I love Christopher Paul Curtis’ books. Just so you know up front.
I love his most recent book, The Mighty Miss Malone (823 C941M4 FIC). The writing, the time period, the characters, the strong voice of Deza, and that it revisits one of the characters from Bud, not Buddy (823 C941B FIC), the Newbery winner from 1999, I loved it all.
This makes for a good endorsement but it’s not overly critically, I know. But, there’s just something about the way Curtis writes his characters that allows me to crawl inside their lives accepting them, kit and caboodle, warts and all. He weaves complex stories with elements of humour that allow us to readily buy in. I can’t wait to listen to the audio version on my next road trip.

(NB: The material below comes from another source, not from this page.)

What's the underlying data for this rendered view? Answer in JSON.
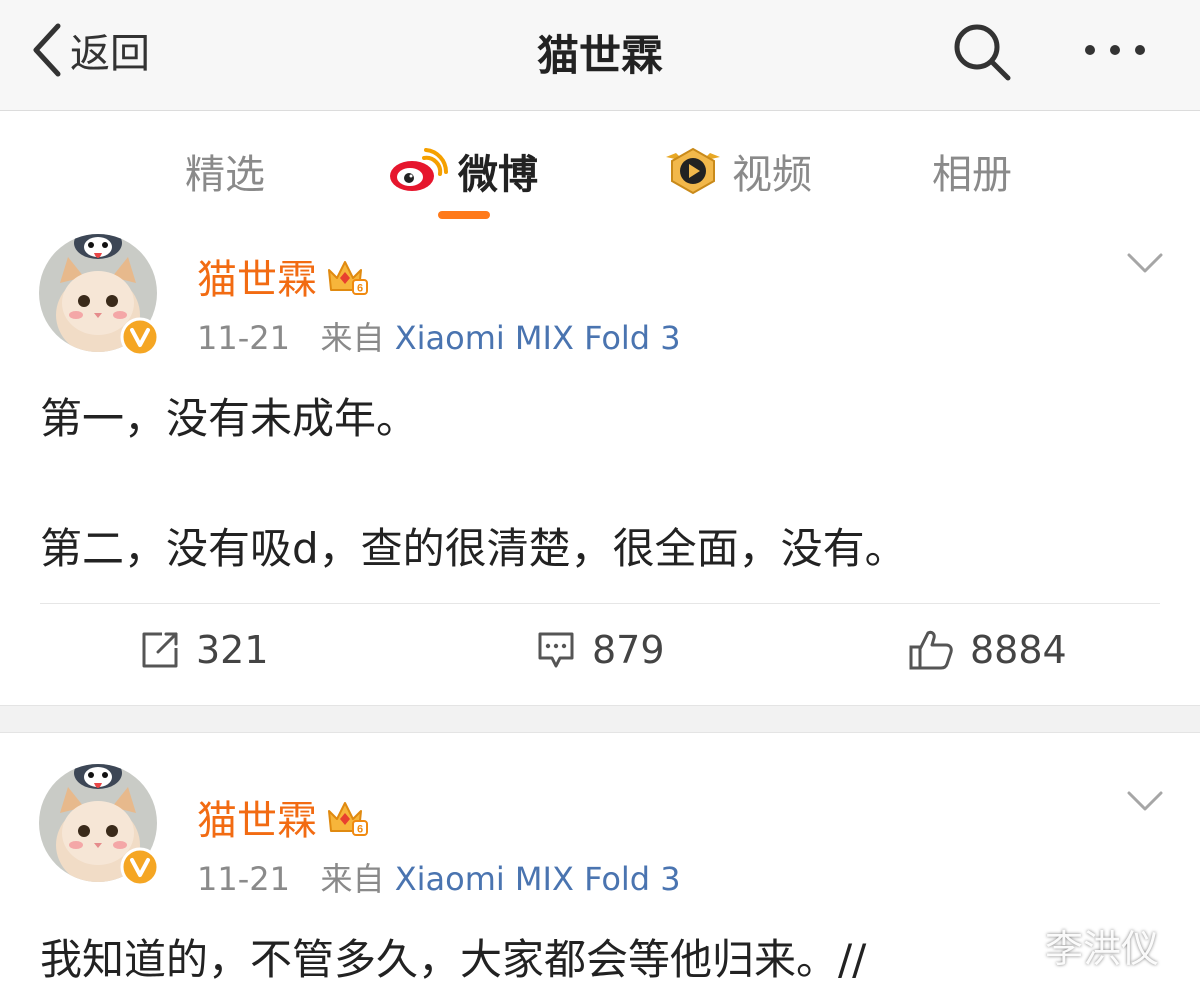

The Great Depression in 1930s
is taking its toll on the Malone family. This African-American family is struggling to survive and stay together with only one small income to live on. The main protagonist is Deza, a young preteen who’s considered the smartest girl in her class. Her brother, Jimmie, is a bit of a schemer but has an incredible singing voice. Both of their parents are rock solid in their commitment to keeping the family together, until an accident badly injures the father. This incident initiates the family’s separation, their moves to different towns including a hobo camp, and their eventual reunion. America
Back stories include issues about physical and intellecutal superiority between blacks and whites (played out with a boxing match between black Joe Lewis and white Max Schmeling in 1936 and Deza receiving a C in class by a white teacher who can not recognize her abilities), economics, and importance of education, jazz music, community and friendship. This might sound like a lot, enough to over-burden a story but I can’t say I found it so. It works together, creating a rich historical novel about a family we come to care about.
If you’re interested in connecting the book to classroom teaching, check out The Classroom Bookshelf, for lots of interesting teaching ideas. I love how contemporary issues such as child poverty and mass unemployment can be tied to this historical novel.
I highly recommend this novel for grades 4 to 8.